With the significant advances in deep generative models for image and video synthesis, Deepfakes and manipulated media have raised severe societal concerns. Conventional machine learning classifiers for deepfake detection often fail to cope with evolving deepfake generation technology and are susceptible to adversarial attacks. Alternatively, invisible image watermarking is being researched as a proactive defense technique that allows media authentication by verifying an invisible secret message embedded in the image pixels. A handful of invisible image watermarking techniques introduced for media authentication have proven vulnerable to basic image processing operations and watermark removal attacks. In response, we have proposed a semi-fragile image watermarking technique that embeds an invisible secret message into real images for media authentication. Our proposed watermarking framework is designed to be fragile to facial manipulations or tampering while being robust to benign image-processing operations and watermark removal attacks. This is facilitated through a unique architecture of our proposed technique consisting of critic and adversarial networks that enforce high image quality and resiliency to watermark removal efforts, respectively, along with the backbone encoder-decoder and the discriminator networks. Thorough experimental investigations on SOTA facial Deepfake datasets demonstrate that our proposed model can embed a $64$-bit secret as an imperceptible image watermark that can be recovered with a high-bit recovery accuracy when benign image processing operations are applied while being non-recoverable when unseen Deepfake manipulations are applied. In addition, our proposed watermarking technique demonstrates high resilience to several white-box and black-box watermark removal attacks. Thus, obtaining state-of-the-art performance.

Figures (12)

• Figure 1: Overview of our proposed framework that involves embedding a secret encrypted message into an image using an encoder-decoder style network for the purpose of media authentication. This watermark is imperceptible to the human eye and resistant to typical image alterations and watermark removal attacks, but it is vulnerable to malicious facial transformations i.e., Deepfakes.

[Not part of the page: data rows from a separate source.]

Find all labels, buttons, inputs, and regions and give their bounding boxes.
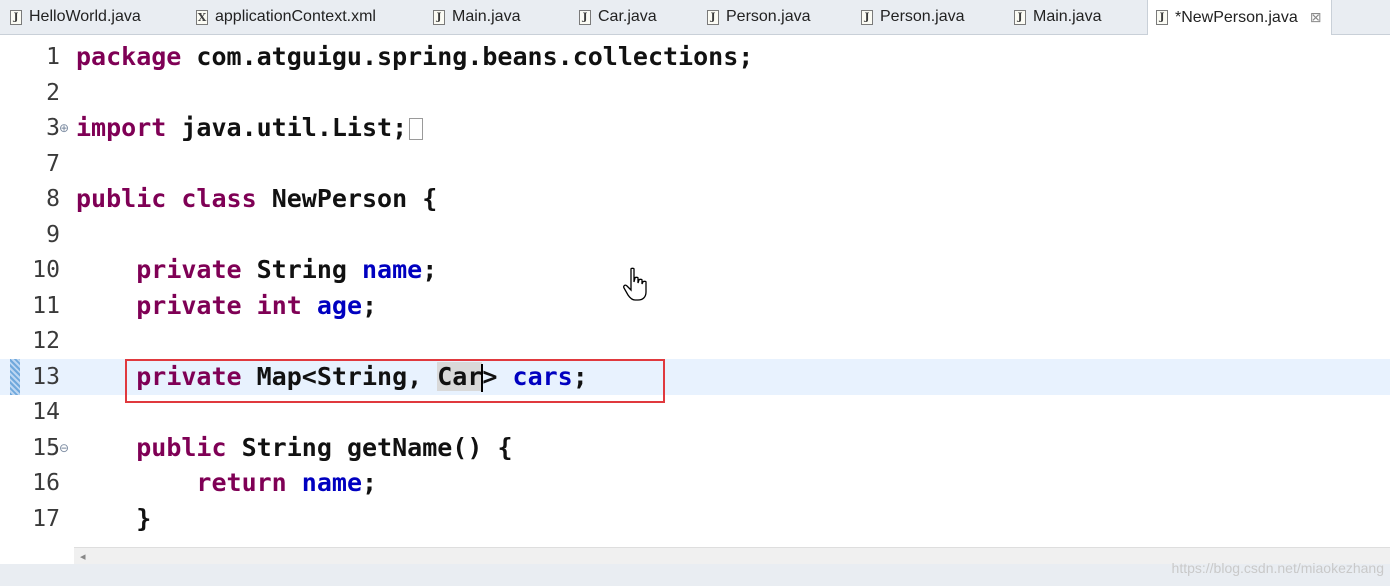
tab-label: Car.java [598, 8, 657, 25]
folded-code-icon[interactable] [409, 118, 424, 140]
keyword-token: int [256, 290, 302, 320]
tab-label: HelloWorld.java [29, 8, 141, 25]
line-number: 10 [32, 257, 60, 283]
code-token: ; [422, 255, 438, 284]
line-number: 7 [46, 150, 60, 177]
line-number: 13 [32, 363, 60, 390]
hand-cursor-icon [623, 267, 647, 301]
line-number: 14 [32, 399, 60, 425]
keyword-token: package [76, 42, 182, 71]
expand-fold-icon[interactable]: ⊕ [59, 110, 69, 146]
line-number: 2 [46, 79, 60, 106]
code-text: private int age; [76, 288, 377, 324]
code-line[interactable]: 1 package com.atguigu.spring.beans.collec… [0, 39, 1390, 75]
line-number: 8 [46, 186, 60, 212]
code-token: } [76, 503, 152, 533]
line-number: 15 [32, 434, 60, 461]
java-file-icon: J [1156, 10, 1168, 25]
tab-label: Person.java [726, 8, 811, 25]
line-number: 1 [46, 44, 60, 70]
xml-file-icon: X [196, 9, 208, 25]
scroll-left-icon[interactable]: ◂ [80, 548, 86, 565]
code-token: com.atguigu.spring.beans.collections; [181, 42, 754, 71]
tab-6[interactable]: J Main.java [1014, 0, 1101, 34]
keyword-token: class [181, 184, 257, 213]
code-line[interactable]: 3 ⊕ import java.util.List; [0, 110, 1390, 146]
keyword-token: public [136, 432, 227, 462]
tab-3[interactable]: J Car.java [579, 0, 657, 34]
code-token: java.util.List; [166, 113, 408, 142]
tab-1[interactable]: XapplicationContext.xml [196, 0, 376, 34]
collapse-fold-icon[interactable]: ⊖ [59, 430, 69, 466]
tab-2[interactable]: J Main.java [433, 0, 520, 34]
keyword-token: private [136, 255, 242, 284]
field-token: name [301, 468, 363, 497]
field-token: name [362, 255, 423, 284]
code-line[interactable]: 10 private String name; [0, 252, 1390, 288]
java-file-icon: J [1014, 9, 1026, 25]
java-file-icon: J [861, 9, 873, 25]
code-token: String getName() { [226, 432, 513, 462]
code-line[interactable]: 12 [0, 323, 1390, 359]
code-line[interactable]: 15 ⊖ public String getName() { [0, 430, 1390, 466]
tab-5[interactable]: J Person.java [861, 0, 965, 34]
tab-label: applicationContext.xml [215, 8, 376, 25]
tab-4[interactable]: J Person.java [707, 0, 811, 34]
code-text: return name; [76, 465, 377, 501]
code-line[interactable]: 11 private int age; [0, 288, 1390, 324]
java-file-icon: J [707, 9, 719, 25]
editor-tab-bar: J HelloWorld.java XapplicationContext.xml J… [0, 0, 1390, 35]
line-number: 17 [32, 505, 60, 532]
code-text: private String name; [76, 252, 437, 288]
code-line[interactable]: 9 [0, 217, 1390, 253]
code-editor[interactable]: 1 package com.atguigu.spring.beans.collec… [0, 35, 1390, 545]
code-token: ; [362, 290, 378, 320]
watermark: https://blog.csdn.net/miaokezhang [1171, 560, 1384, 576]
code-token: NewPerson { [256, 184, 438, 213]
code-text: } [76, 501, 151, 537]
keyword-token: public [76, 184, 167, 213]
keyword-token: return [196, 468, 287, 497]
code-token: ; [362, 468, 378, 497]
tab-label: *NewPerson.java [1175, 8, 1298, 26]
field-token: age [316, 290, 363, 320]
code-line[interactable]: 8 public class NewPerson { [0, 181, 1390, 217]
keyword-token: import [76, 113, 167, 142]
code-line[interactable]: 16 return name; [0, 465, 1390, 501]
tab-label: Main.java [452, 8, 521, 25]
keyword-token: private [136, 290, 242, 320]
close-tab-icon[interactable]: ⊠ [1310, 10, 1322, 26]
code-line[interactable]: 17 } [0, 501, 1390, 537]
java-file-icon: J [433, 9, 445, 25]
code-token: String [241, 255, 362, 284]
line-number: 11 [32, 292, 60, 319]
tab-0[interactable]: J HelloWorld.java [10, 0, 141, 34]
java-file-icon: J [579, 9, 591, 25]
code-text: import java.util.List; [76, 110, 424, 146]
code-line[interactable]: 7 [0, 146, 1390, 182]
annotation-highlight-box [125, 359, 665, 403]
code-line[interactable]: 2 [0, 75, 1390, 111]
line-number: 9 [46, 221, 60, 248]
tab-label: Main.java [1033, 8, 1102, 25]
line-number: 3 [46, 115, 60, 141]
code-text: package com.atguigu.spring.beans.collect… [76, 39, 753, 75]
tab-label: Person.java [880, 8, 965, 25]
java-file-icon: J [10, 9, 22, 25]
line-number: 16 [32, 470, 60, 496]
line-number: 12 [32, 328, 60, 354]
tab-7[interactable]: J *NewPerson.java ⊠ [1147, 0, 1333, 35]
code-text: public String getName() { [76, 430, 513, 466]
code-text: public class NewPerson { [76, 181, 437, 217]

• Figure 2: Overview of our proposed semi-fragile watermarking technique based on U-Net-based encoder-decoder architecture for media authentication. Training the encoder $E_{\alpha}$ and decoder $D_{\beta}$ network involves encouraging message retrieval from watermarked images that have undergone benign modifications and discouraging retrieval from watermarked images that have undergone malicious changes. The critic $C$ network is in charge of obtaining a critic score based on the quality of the image by estimating how "real" or "authentic" the images appear. The adversary network $A_{adv}$ mimics the efforts of an intruder to remove the watermark for adversarial purposes. The imperceptibility of the watermark is guaranteed by image reconstruction and adversarial loss from the discriminator $A_{\gamma}$. The loss functions proposed associated with all networks in our proposed model are also shown in the figure.
• Figure 3: Pictorial representation of watermarked output $x_{w}$ when original image $x$ is given to our proposed model for watermarking.
• Figure 4: (a) Illustration of Gaussian blur on invisible watermarked images using different kernel sizes and the $\sigma$ values. (b) Application of JPEG compression to invisible watermarked images at different compression rates ranging from 25 → 75 [best viewed in Zoom].
• Figure 5: (a) Application of unseen benign transforms on invisible watermarked images. Instagram filters like Brooklyn, Clarendon, and Aden are examples of benign transformations shown in this diagram. (b) Combined application of unseen benign transforms on invisible watermarked images. In this work, Instagram filters such as Brooklyn, Clarendon, and Aden are used. The symbol (A+B) in the figure denotes the combined application of the Brooklyn and Aden filters to the watermarked image. Similarly, (B+C) in the figure denotes the combined application of Brooklyn and Clarendon filters to the watermarked image. Finally, (A+B+C) in the figure denotes the combined application of Aden, Brooklyn, and Clarendon filters to the watermarked image.